Pour mettre au point tous ces contrats et montages complexes, nul doute que la SPL multipliera les consultants extérieurs coûteux. Une énième étude de pré-programmation par un cabinet extérieur est d’ailleurs en cours d’attribution.
L’ensemble des Bains démantelé en quatre entités
Pour résumer : on nous avait promis que la SPL Deux-Rives mènerait le projet en lieu et place de la Ville, en réalité sa mission est uniquement de trouver une entreprise privée qui mènera la totalité du projet.
Avec ce présent contrat Ville/SPL et malgré toutes les garanties d’accompagnement, les conditions sont ainsi réunies pour que la définition même du projet soit soumise à la seule logique de rentabilité et que le projet final puis sa gestion échappent au service public pendant 35,5 ans.
Une autre mauvaise action de cette délibération, c’est qu’elle entérine le démantèlement des Bains de la Victoire en quatre entités : chaufferie, aile médicale, piscines intérieures et douches, activités « annexes » (bains romains, sauna, spa, future piscine extérieure…). La chaufferie est traitée à part, elle serait affectée au projet « sport-santé ».
L’aménagement de l’aile médicale, sous prétexte qu’il n’y a pas d’usage prévu aujourd’hui, est repoussé aux calendes grecques, au risque d’augmenter encore les coûts futurs. Le programme global n’étant pas arrêté, pourquoi donc ne pas l’intégrer au projet global ? Existerait-il un projet caché car inavouable ?

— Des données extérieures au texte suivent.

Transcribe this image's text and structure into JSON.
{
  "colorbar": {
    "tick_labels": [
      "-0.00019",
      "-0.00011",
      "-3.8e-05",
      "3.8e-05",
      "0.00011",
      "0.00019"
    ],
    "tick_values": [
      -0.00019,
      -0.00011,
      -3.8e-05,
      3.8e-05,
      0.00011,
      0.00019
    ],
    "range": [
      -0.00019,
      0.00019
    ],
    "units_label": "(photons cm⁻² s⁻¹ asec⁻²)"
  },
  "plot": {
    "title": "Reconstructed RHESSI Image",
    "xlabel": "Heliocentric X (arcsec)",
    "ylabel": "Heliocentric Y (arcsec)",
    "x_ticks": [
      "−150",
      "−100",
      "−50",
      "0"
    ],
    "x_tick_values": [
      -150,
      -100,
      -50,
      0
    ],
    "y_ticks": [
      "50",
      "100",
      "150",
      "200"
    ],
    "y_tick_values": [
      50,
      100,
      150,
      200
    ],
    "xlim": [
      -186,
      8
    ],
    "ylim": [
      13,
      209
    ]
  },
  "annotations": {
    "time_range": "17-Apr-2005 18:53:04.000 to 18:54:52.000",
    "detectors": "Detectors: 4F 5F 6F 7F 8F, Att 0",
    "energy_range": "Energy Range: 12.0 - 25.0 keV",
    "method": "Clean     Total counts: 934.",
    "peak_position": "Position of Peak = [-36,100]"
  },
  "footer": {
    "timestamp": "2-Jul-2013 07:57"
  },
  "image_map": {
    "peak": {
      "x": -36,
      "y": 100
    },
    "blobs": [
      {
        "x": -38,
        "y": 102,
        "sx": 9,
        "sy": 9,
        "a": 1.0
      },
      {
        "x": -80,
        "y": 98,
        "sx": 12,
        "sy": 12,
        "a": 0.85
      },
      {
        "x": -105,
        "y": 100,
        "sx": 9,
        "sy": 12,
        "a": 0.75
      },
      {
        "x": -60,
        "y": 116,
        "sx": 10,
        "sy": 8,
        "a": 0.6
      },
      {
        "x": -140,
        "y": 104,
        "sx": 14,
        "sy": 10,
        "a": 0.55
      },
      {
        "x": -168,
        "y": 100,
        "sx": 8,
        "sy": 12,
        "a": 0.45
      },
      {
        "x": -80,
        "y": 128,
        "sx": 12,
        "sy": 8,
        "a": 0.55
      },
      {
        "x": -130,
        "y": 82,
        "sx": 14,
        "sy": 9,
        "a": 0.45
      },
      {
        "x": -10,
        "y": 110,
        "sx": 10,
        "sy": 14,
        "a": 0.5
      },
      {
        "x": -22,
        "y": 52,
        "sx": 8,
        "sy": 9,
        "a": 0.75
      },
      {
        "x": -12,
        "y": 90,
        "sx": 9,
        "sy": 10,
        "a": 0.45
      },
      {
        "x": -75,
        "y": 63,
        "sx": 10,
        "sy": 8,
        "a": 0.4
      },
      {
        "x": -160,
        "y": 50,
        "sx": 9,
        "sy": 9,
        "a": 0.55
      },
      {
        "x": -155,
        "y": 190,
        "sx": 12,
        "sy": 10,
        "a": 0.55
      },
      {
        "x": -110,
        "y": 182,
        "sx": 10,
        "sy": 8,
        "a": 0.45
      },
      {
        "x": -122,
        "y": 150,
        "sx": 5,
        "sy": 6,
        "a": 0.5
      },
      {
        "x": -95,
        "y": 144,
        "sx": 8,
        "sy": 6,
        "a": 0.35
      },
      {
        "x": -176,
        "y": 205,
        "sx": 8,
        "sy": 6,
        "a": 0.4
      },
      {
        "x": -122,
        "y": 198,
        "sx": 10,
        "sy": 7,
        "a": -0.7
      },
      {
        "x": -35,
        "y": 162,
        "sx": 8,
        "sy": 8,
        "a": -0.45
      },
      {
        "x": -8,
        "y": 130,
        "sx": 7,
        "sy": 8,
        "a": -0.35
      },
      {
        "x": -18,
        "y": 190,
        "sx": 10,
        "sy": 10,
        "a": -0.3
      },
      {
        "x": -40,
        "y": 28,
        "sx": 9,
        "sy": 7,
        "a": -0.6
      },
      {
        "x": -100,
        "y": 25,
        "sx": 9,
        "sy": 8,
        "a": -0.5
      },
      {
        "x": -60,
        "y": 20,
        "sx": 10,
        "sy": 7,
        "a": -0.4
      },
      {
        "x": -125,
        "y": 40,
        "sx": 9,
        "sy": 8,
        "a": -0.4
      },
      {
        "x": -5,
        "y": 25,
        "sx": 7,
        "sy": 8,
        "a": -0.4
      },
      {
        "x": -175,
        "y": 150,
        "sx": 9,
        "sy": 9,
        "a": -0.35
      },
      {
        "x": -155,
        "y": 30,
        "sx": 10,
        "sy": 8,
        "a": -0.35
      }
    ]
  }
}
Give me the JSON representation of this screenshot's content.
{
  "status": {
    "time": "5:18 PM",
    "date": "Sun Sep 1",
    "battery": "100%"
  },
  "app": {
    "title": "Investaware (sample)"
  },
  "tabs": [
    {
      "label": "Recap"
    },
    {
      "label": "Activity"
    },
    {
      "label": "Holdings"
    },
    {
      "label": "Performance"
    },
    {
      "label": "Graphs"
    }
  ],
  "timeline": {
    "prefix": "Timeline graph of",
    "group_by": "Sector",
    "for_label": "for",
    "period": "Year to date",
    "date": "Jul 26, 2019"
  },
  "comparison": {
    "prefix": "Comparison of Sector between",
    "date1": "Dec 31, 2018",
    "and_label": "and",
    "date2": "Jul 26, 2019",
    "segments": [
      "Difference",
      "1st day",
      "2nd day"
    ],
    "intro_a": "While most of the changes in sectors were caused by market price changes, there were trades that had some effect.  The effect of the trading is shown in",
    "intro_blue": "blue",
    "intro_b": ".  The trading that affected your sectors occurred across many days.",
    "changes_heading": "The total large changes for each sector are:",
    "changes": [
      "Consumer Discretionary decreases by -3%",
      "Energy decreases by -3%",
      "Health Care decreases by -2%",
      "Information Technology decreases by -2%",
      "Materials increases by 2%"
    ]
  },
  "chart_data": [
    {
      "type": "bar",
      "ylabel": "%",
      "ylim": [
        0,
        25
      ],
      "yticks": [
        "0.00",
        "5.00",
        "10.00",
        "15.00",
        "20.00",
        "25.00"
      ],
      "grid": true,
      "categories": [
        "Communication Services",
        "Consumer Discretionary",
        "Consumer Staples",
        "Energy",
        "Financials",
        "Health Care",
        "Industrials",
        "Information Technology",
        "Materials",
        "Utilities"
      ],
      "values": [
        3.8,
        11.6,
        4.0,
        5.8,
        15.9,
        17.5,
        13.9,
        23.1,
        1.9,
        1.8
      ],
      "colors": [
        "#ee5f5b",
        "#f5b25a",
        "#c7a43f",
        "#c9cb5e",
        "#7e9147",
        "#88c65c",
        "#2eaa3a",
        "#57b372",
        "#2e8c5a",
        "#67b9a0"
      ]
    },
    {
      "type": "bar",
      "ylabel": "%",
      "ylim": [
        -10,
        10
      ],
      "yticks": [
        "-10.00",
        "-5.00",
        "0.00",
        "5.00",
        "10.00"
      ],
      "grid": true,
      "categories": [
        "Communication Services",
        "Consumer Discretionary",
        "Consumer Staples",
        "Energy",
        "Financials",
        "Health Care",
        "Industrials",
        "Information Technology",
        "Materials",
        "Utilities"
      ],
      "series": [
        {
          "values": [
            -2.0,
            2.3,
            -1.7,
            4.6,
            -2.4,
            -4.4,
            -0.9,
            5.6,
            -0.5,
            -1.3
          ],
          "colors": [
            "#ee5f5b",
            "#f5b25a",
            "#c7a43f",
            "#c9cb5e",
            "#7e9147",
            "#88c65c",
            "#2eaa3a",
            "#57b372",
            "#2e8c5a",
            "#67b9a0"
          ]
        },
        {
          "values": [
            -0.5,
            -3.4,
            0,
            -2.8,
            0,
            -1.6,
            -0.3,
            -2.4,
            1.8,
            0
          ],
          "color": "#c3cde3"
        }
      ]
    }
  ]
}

Seules les deux piscines intérieures et quelques douches resteront aux tarifs Eurométropole, une compensation sera donnée à l’entreprise privée pour ce « manque à gagner », cette obligation de service public résiduel. Les autres activité dites « annexes » seront à prix libres : bains romains, spa, sauna, y compris la future piscine extérieure qui avait pourtant été promise comme intégrée au réseau des piscines de Strasbourg.
Une autre politique, publique, est possible !
Quant au coût du projet, c’est encore et toujours le même montant de 30 millions d’euros qui est cité. Il n’a donc pas été revalorisé depuis toutes ces années et on se demande toujours comment un tel chiffrage peut être avancé alors que le programme concret des équipements reste à élaborer.
Tout ce qui précède est d’autant plus désolant qu’une autre politique est possible. Un seul exemple : une municipalité beaucoup plus modeste que Strasbourg, Balaruc-les-Bains au bord de l’étang de Thau, a confié en 2012 ses thermes à une SPL qui a financé la rénovation et ouvert en 2015 un nouvel établissement magnifique exploité par la Société Publique Locale d’Exploitation des Thermes de Balaruc-les-Bains (60 M€ investis, 400 emplois directs).
A Strasbourg, il s’agit en fait d’un choix idéologique de la municipalité. Contre vents et marées, contrairement aux fausses promesses successives, c’est bien le projet initial qui continue depuis 2011, camouflé sous une montagne de procédures complexes : les futurs Bains Municipaux de Strasbourg seront imaginés et gérés par une entreprise commerciale qui sera forcément soucieuse d’abord de réaliser des bénéfices…
On est bien loin des ambitions sociales qui ont présidé à leur création en 1908.